A SEARCH FOR THE CASELAW TO SUPPORT THE COMPUTER SEARCH “GUIDANCE” IN UNITED STATES V. COMPREHENSIVE DRUG TESTING

Christina M. Schuck

16 Lewis & Clark L. Rev. 741 (2012)

The ubiquitous use of computers by individuals and businesses presents a unique challenge to courts attempting to balance the legitimate needs of law enforcement with individuals’ Fourth Amendment rights. Despite a recent failed attempt by the Ninth Circuit in United States v. Comprehensive Drug Testing (CDT) to take a special approach to computer searches, it is still possible for courts to establish guidelines that are both supportable and practical.

Using the CDT guidelines, courts going forward should: (1) ask the government to forswear the use of the plain view doctrine to prevent a search of electronic data from becoming a prohibited general search; (2) narrowly apply the use of segregation teams in cases where third party information is at risk; (3) only require a search protocol in very limited situations; and (4) require the government to disclose the actual risks to data destruction in the particular case, instead of relying on generic hazards to justify a broad seizure of data.

Although unsupported in the opinion, the CDT guidelines provide courts valuable tools to analyze the reasonableness of a computer search.

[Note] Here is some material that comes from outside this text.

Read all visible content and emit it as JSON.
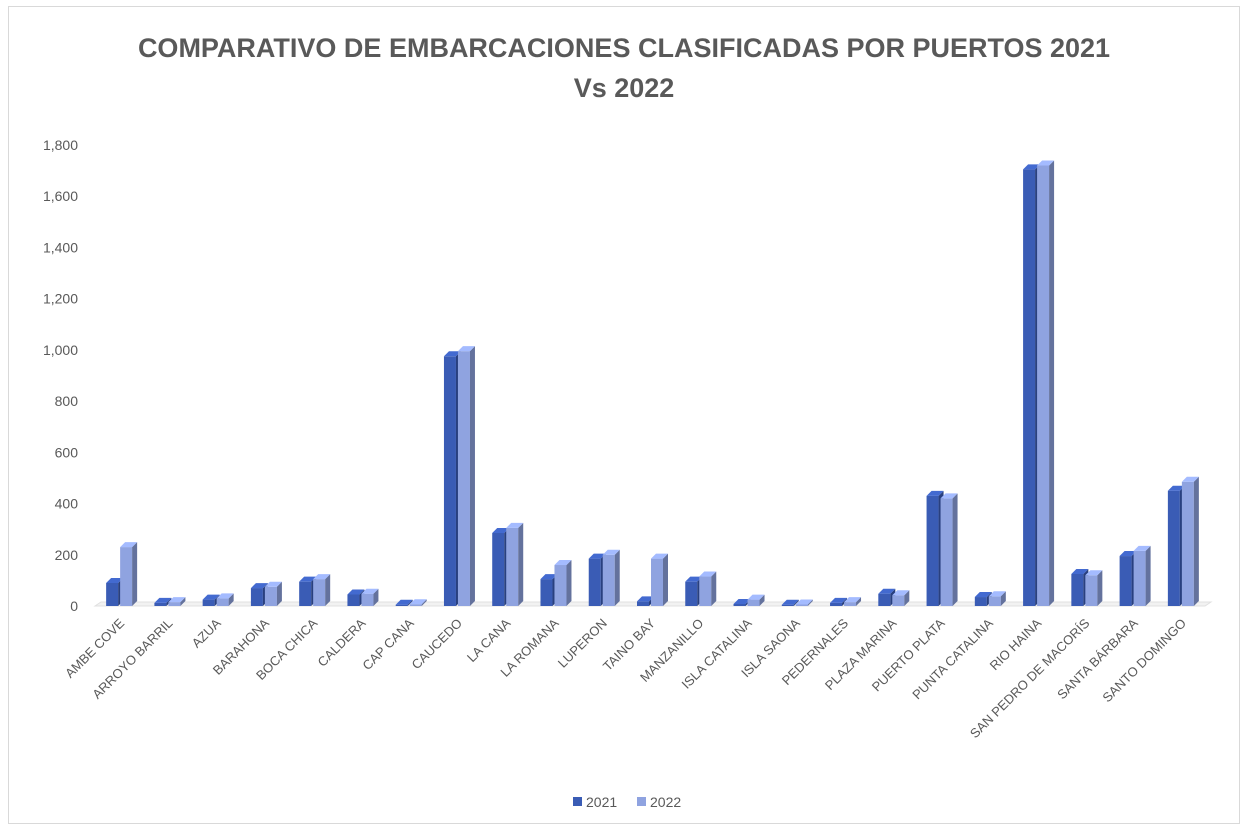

CITIZEN-DIRECTED POLICE REFORM: HOW INDEPENDENT INVESTIGATIONS AND COMPELLED OFFICER TESTIMONY CAN INCREASE ACCOUNTABILITY

Kristen Chambers

16 Lewis & Clark L. Rev. 783 (2012)

Police misconduct in the United States has spurred decades of police reform efforts, but change has been slow and not attributable to any particular method. One method that seems promising both to remedy individual harms and to help transform police culture is citizen oversight of the police. This Note argues that citizen oversight agencies can aid in reformation of the police by conducting independent investigations of police misconduct. To be effective, such investigations must be conducted by citizen oversight agencies that are truly independent and vested with ample authority. In this Note, examples from Portland, Oregon’s citizen oversight agency are used to illustrate common hurdles to conducting independent investigations, with specific focus on gaining the power to compel officer testimony. This Note challenges municipal deference to collective bargaining agreements with respect to police oversight and suggests methods for citizen oversight agencies to gain more independence and power.